Headline image credit: Bagpipes at the Strawberry Festival by Virginia State Parks staff. CC BY 2.0 via Wikimedia Commons.

Recent Comments

  1. Bill Walderman

    An opera about a piper:

    https://en.wikipedia.org/wiki/Schwanda_the_Bagpiper

  2. Don

    More/less to say a good article for the uninitiated, however it could use some touch-ups.

    RE #1 – To say that bagpipes were made from the whole skin of an animal is akin to saying that whole cars are made of steel-belted radial tires. Remember, the instrument started as a pipe (mouth blown) and became bagpipes (essentially mechanized blowing) — so it is always right to say pipe/s, but it is not ‘bags’ — think of it like saying ‘air compressor’ — you would say ‘compressor’ for short to refer to such equipment, but you wouldn’t say ‘air’. So, in this case, you’re talking about the bag on a set of pipes, or all bags as they were on pipes. However, as said, they did not start as bag+pipes.

    RE#2 – Again, clarify that you are writing about (Great) Highland Bagpipes — not all types of pipes work the same as them — Uilliean pipes can be paused (for ex).

    RE#4 – It wouldn’t hurt to add that the ‘Nero fiddled while Rome burned’ that fiddles hadn’t been invented yet.

    RE#5 – With reference to this type of pipes, saying ‘skins’ may be correct, I don’t know the specifics of their terminology — however, it would still be better written to state that the skins used to make bags (note not ‘the bags’) are so treated.

    RE#7 & 8 – There is some debate about the ‘outlawed pipes & outlawed tunes’ thing. Part of what this is based on is that aledgedly there were a number, albeit small, of top level piping schools in Scotland in operation (teaching pipes that is) after 1745 (moreover 46 when that went into effect) …… so the thought is if it were illegal how is it that that those schools remained in operation (or to say, why didn’t English troops march on them and raise them to them to the ground).

    RE#10 – This entry lacks context.

    And finally …..
    Call it a personal preference, but saying “the bagpipes” has never made sense to me. ‘The’, which includes meaning one/only, given that pipe history ranges 4500-500+/- years starting from the mid-east traveling 26 countries ultimately reaching Scotland in relatively recent times (compared to the possible 5000 year lineage), and now there are countless types of pipes, I fail to see how ‘the’ can be used — particularly if only referring to Highland Bagpipes (as pictured above). It’s like saying ‘the vehicles’; do you mean blimps, snowmobiles, skateboards, trains, etc? ‘The’ = one …. hardly! French pipes, Turkish pipes, Irish pipes …. be specific, drop the ‘the’ (IMO) and say what types of pipes you are talking about with their specific name …… unless you are talking about the world’s bagpipes, but still, then just say ‘bagpipes’. Get to the point (and now you’re thinking “Hypocrite!”).

  3. Simon McKerrell

    Seriously?

    This is on the OUP blog? Self-titled “academic insights for the thinking world”? This is about as much use to the thinking world as a hangover.

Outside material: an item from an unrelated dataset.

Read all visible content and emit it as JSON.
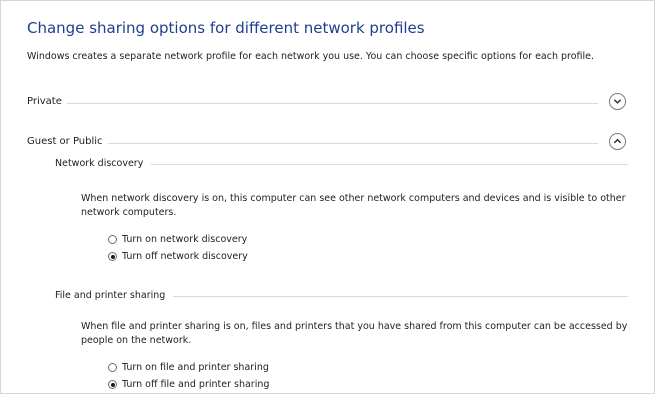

    It is precisely this sort of lazy content that perpetuates stereotypes about the pipes and many other instruments. Pipes were never banned, most brass instruments are louder, tuning them requires far more skill than most diatonic instruments, ‘dogs in distress’???

    I am very much hoping that OUP removes this blog or at least gets someone to replace it with something worth the reputation of the institution–OU has had fantastic ethnomusicologists as part of the dept. for years, this is a bit of a surprise.

    yours

    Simon McKerrell (piper and Head of Music at Newcastle University).